Mothers are no longer tied to the home. They have jobs - partly for self-esteem, but mainly to afford the second car (if the children are school age) or the child care (if not). Child care is not that expensive: £2.50 per hour is a standard rate outside London. But you have to be paid around £3.60 per hour to earn that after tax, which is the level of the proposed new minimum wage. Life for single mothers, who can often only get low-paid jobs, is understandably hard. Things would be easier for working mothers if child care was tax allowable. This will never happen until there are many more women MPs, but just now it is difficult for women to become MPs because they cannot afford the child care.

For couples with children, dinner parties and evenings out depend on getting a babysitter. Many are part of local babysitting circles, where each mother will babysit in turn. Being in credit or debit with the babysitting circle is much more important than any account with the bank or credit card company. Otherwise, if grandma can't fill in or lives too far away, it's down to a local babysitter, which we imagine to be a late teenage girl. The image of the babysitter watching television all evening, eating chocolates, and kissing her boyfriend on the sofa, seems innocent naughtiness after the recently publicised stories of babies dying while in the care of nannies both here and in America. The only real advantage of babysitters is that, if you really don't want to visit those relatives, attend that work function or go to that dinner party, the 'can't get a babysitter' excuse is perfect.

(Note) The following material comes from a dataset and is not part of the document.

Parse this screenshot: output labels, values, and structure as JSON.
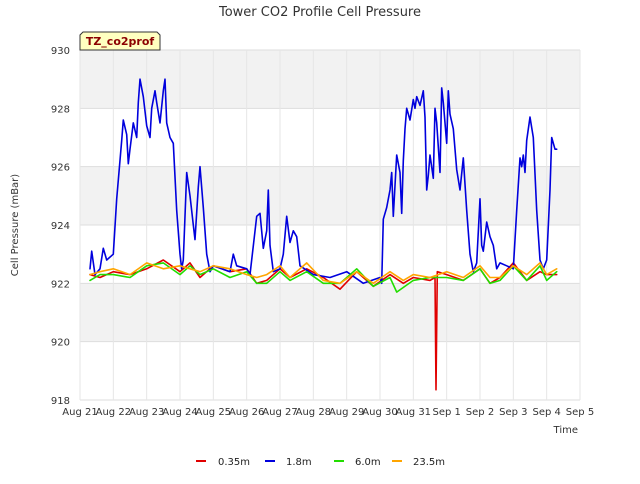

It's now fashionable for fathers to talk in loving terms about their families. Absent, uncaring dads are out. Men usually now have a few days' paternity leave, so that they can spend valuable days off drinking with their friends and talking about the new pressures of fatherhood. Some even make a token effort helping out - when asked - with some of the parenting chores.

But, even in families where both parents work full-time, it's still mum who does virtually all the child care. That, at least, is the same in Britain as it is everywhere else.